New Orleans, A Food Desert No Longer

One of the most important terms to arise in the last two years is certainly “food desert,” which is an economically impoverished region with little or no access to healthy food. Credit Michelle Obama’s ‘Let’s Move’ campaign for coining the concept, and more importantly, for partnering with local supermarkets in helping to correct it. One of the most ambitious projects is Sterling Farms, an upcoming chain of markets owned in part by actor Wendell Pierce.
While most people recognize Pierce as Detective Bunk Moreland in HBO’s “The Wire,” it is his role in the important revitalization show, the New Orleans-based “Treme” in which reality and the big screen merge. Having grown up in New Orleans, Pierce is already the president of the Pontchartrain Park Community Development Corporation, which is building affordable solar and geothermal energy houses. His first Sterling Farms location will open in the hard-hit Ninth Ward, a region still not recovered from Hurricane Katrina; others include Harvey, MidCity and New Orleans East.
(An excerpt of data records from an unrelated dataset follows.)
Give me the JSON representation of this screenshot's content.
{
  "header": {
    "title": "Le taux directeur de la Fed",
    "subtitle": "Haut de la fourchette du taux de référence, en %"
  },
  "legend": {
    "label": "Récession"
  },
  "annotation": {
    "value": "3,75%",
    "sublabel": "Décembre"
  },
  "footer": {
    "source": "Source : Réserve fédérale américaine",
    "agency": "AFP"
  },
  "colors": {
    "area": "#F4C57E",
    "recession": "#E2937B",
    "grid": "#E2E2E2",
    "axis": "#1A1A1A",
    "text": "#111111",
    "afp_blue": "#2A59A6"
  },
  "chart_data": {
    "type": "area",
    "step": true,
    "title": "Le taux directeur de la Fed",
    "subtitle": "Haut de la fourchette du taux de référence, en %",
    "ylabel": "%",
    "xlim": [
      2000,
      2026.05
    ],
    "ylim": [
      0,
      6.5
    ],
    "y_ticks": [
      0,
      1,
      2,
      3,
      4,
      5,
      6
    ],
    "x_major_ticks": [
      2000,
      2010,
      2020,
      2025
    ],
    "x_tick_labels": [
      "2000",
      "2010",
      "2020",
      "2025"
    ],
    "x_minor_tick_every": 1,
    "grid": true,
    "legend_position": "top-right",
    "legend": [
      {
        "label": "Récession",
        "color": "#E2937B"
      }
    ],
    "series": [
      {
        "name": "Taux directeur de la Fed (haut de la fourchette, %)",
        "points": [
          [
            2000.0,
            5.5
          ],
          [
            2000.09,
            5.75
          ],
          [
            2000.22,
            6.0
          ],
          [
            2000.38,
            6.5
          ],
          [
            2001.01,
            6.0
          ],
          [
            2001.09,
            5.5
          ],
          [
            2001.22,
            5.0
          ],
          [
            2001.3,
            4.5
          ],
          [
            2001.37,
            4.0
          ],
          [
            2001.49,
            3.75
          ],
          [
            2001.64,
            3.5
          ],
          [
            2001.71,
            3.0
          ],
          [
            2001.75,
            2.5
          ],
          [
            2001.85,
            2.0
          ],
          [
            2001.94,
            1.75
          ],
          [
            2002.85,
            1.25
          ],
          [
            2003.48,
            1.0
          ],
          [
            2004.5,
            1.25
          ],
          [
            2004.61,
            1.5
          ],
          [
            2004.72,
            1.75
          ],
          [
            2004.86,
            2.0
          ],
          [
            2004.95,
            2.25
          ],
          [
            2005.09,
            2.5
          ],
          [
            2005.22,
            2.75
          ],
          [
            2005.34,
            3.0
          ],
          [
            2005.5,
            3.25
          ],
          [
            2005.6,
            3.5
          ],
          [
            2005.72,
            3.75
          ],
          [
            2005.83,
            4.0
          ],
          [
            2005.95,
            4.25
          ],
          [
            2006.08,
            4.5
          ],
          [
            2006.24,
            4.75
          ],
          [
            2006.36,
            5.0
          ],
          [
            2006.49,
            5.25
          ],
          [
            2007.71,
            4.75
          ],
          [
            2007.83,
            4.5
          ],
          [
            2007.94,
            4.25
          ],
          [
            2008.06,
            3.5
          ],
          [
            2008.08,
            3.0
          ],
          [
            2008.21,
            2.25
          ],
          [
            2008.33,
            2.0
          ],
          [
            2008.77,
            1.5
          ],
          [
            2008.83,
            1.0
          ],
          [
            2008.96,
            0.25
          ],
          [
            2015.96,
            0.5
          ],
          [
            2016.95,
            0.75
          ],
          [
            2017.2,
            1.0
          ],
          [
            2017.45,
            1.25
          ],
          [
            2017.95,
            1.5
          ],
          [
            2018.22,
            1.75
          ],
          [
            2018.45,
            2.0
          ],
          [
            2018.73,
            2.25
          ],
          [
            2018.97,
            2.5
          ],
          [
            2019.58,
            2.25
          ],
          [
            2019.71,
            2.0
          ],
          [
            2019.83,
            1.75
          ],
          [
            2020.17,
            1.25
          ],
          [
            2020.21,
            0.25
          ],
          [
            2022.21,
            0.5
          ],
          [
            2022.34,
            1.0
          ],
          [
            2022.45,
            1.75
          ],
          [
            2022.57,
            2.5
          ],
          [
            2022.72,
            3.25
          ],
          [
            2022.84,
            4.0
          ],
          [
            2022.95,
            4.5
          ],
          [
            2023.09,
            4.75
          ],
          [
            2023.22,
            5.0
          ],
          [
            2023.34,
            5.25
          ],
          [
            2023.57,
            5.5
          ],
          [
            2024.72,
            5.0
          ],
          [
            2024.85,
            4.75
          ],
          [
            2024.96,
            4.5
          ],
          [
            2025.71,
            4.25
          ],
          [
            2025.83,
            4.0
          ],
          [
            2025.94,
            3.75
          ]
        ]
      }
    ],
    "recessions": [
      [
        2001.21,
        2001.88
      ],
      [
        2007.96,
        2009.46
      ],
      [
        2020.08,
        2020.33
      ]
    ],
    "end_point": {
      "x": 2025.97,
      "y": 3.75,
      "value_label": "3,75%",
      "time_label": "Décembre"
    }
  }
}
“The recovery has to be comprehensive,” Pierce stated on “The Rachel Maddow Show,” when visiting New Orleans for a night. “Housing is one thing, but then I decided to also do food deserts… In the richest country in the industrialized world, somewhere just a mile from here kids are going to go hungry tonight, and I wanted to challenge that.”
Slated to open in Spring 2012 in the Ninth Ward, Sterling Farms—named for his business partner Troy Henry’s father, who owned a pharmacy in that neighborhood—will cost $2 million and employ between 75 and 150 people. The vision does not end with four stores; plans are being discussed regarding Florida, Tennessee and around the Gulf Coast. They are looking at regions deemed deserts by the USDA, which analyzed access to healthy food in one-kilometer grids across America in 2009.
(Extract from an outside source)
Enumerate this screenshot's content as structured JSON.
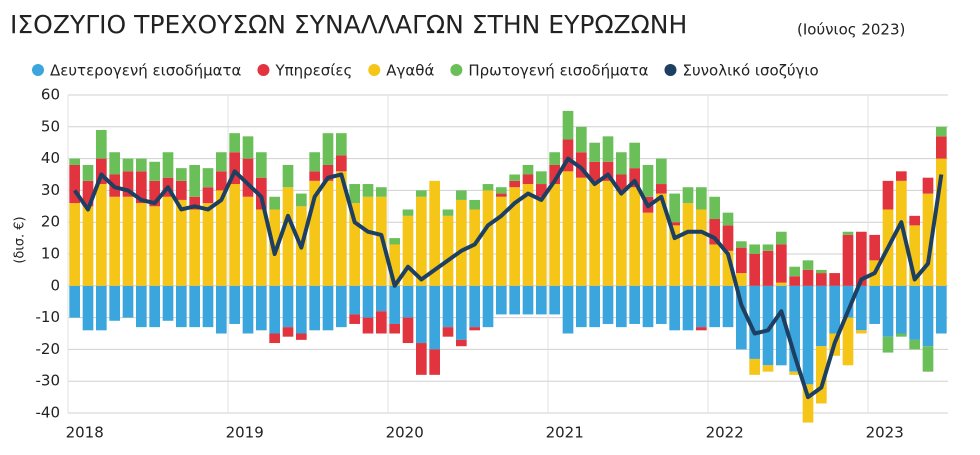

Demand for healthy food, Pierce says, is booming in these areas, despite popular assumption, which states that McDonald’s and White Castle are what these residents crave. Having grown up with the people hit hardest from the flood, he knows something that major retailers either ignore or remain ignorant of. And thankfully he is doing something about it, monthly crawfish boils and all.